New research examining nighttime lighting data from detention facilities in Tibet has sparked renewed global discussion about China’s prolonged persecution of Tibetans in the autonomous region.

The study, conducted by the nonprofit RAND Europe research institute, highlights increased activities at high-security detention facilities in recent years, indicating a possible shift from low-level detention to longer-term imprisonment and detention in Tibet. Using satellite-based sensors to measure nighttime lighting consumption, the findings shed light on China’s “stability maintenance” efforts in Tibet, which have been largely concealed from the international community.

Ruth Harris, director of defense and security at RAND Europe and one of the report’s authors, emphasized that while there have been efforts to understand the situation in Xinjiang, similar focus on Tibet has been lacking. She hopes the report can improve understanding of security and detention facilities in the Tibet Autonomous Region.

The report examined 79 detention facilities throughout TAR and identified growth in nighttime lighting usage at 14 higher-security facilities since 2019. High-security prisons saw an increase in 2019 and 2020, while high-security detention centers experienced growth between 2021 and 2022.

Despite these findings, experts like Robert Barnett, an expert on Tibet at King’s College London, argue that evidence does not support a conclusive shift to longer-term detention. He posits that there has been an increase in preventative policing and grassroots surveillance, with authorities closely monitoring individuals deemed potentially problematic.

While Beijing’s approach to controlling Tibet may have changed, political detention is still taking place across TAR. Instead of traditional detention centers, some Tibetans are placed under de facto house arrest known as residential surveillance at a designated location (RSDL), a method also used against dissidents in China.

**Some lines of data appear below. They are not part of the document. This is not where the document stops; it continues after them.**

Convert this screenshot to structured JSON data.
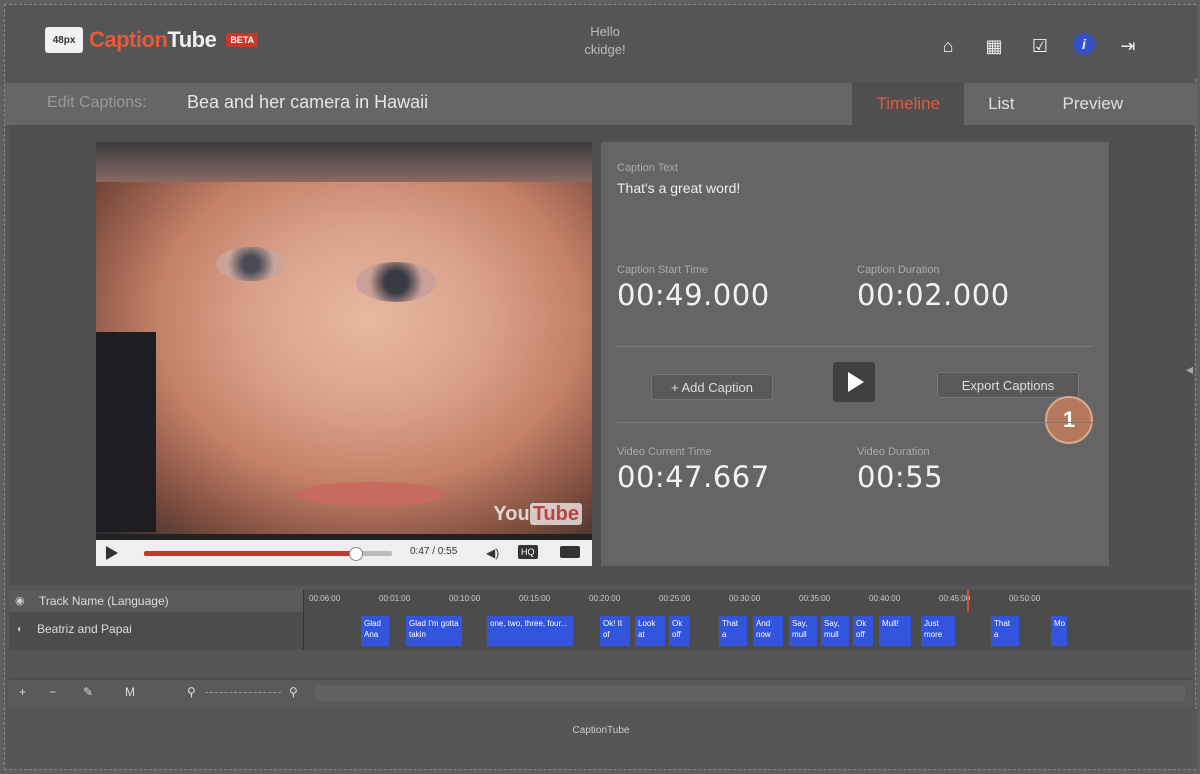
{
  "app": {
    "logo_box": "48px",
    "logo_name_1": "Caption",
    "logo_name_2": "Tube",
    "logo_badge": "BETA",
    "greeting_line1": "Hello",
    "greeting_line2": "ckidge!"
  },
  "header_icons": [
    "home-icon",
    "film-icon",
    "clipboard-icon",
    "info-icon",
    "logout-icon"
  ],
  "title_row": {
    "edit_label": "Edit Captions:",
    "video_title": "Bea and her camera in Hawaii",
    "tabs": [
      {
        "label": "Timeline",
        "active": true
      },
      {
        "label": "List",
        "active": false
      },
      {
        "label": "Preview",
        "active": false
      }
    ]
  },
  "player": {
    "watermark_1": "You",
    "watermark_2": "Tube",
    "time": "0:47 / 0:55",
    "quality": "HQ",
    "progress": 0.85
  },
  "caption": {
    "text_label": "Caption Text",
    "text": "That's a great word!",
    "start_label": "Caption Start Time",
    "start": "00:49.000",
    "duration_label": "Caption Duration",
    "duration": "00:02.000",
    "add_button": "+ Add Caption",
    "export_button": "Export Captions",
    "callout": "1",
    "current_label": "Video Current Time",
    "current": "00:47.667",
    "video_duration_label": "Video Duration",
    "video_duration": "00:55"
  },
  "timeline": {
    "header": "Track Name (Language)",
    "track": "Beatriz and Papai",
    "ticks": [
      "00:06:00",
      "00:01:00",
      "00:10:00",
      "00:15:00",
      "00:20:00",
      "00:25:00",
      "00:30:00",
      "00:35:00",
      "00:40:00",
      "00:45:00",
      "00:50:00"
    ],
    "cues": [
      {
        "text": "Glad Ana"
      },
      {
        "text": "Glad I'm gotta takin"
      },
      {
        "text": "one, two, three, four..."
      },
      {
        "text": "Ok! It of"
      },
      {
        "text": "Look at"
      },
      {
        "text": "Ok off"
      },
      {
        "text": "That a"
      },
      {
        "text": "And now"
      },
      {
        "text": "Say, mull"
      },
      {
        "text": "Say, mull"
      },
      {
        "text": "Ok off"
      },
      {
        "text": "Mull!"
      },
      {
        "text": "Just more"
      },
      {
        "text": "That a"
      },
      {
        "text": "Mo"
      }
    ],
    "tools": [
      "+",
      "−",
      "✎",
      "M"
    ]
  },
  "footer": {
    "text": "CaptionTube"
  }
}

Tibet has been under Chinese rule since 1951, and human rights groups assert that China has been cracking down on Tibetans’ efforts to preserve their religious and cultural identities. Large-scale surveillance programs, forced labor transfers, and arrests of intellectuals, activists, and religious figures have been common. In recent years, China has faced international criticism for alleged human rights violations against Tibetans, including coerced employment programs, discouragement of Tibetan language and religious practices, and risks to cultural identities.

Access to information from Tibet has been challenging for outsiders, as Chinese authorities restrict Tibetans’ abilities to leave the region and have taken down online sources of information. Social media platforms are heavily surveilled, discouraging information sharing with people outside China.

Though the outflow of information has been affected, some Tibetans still take risks to share “anecdotal fragments” through social media. However, the inability to independently verify this information remains a challenge for the outside world.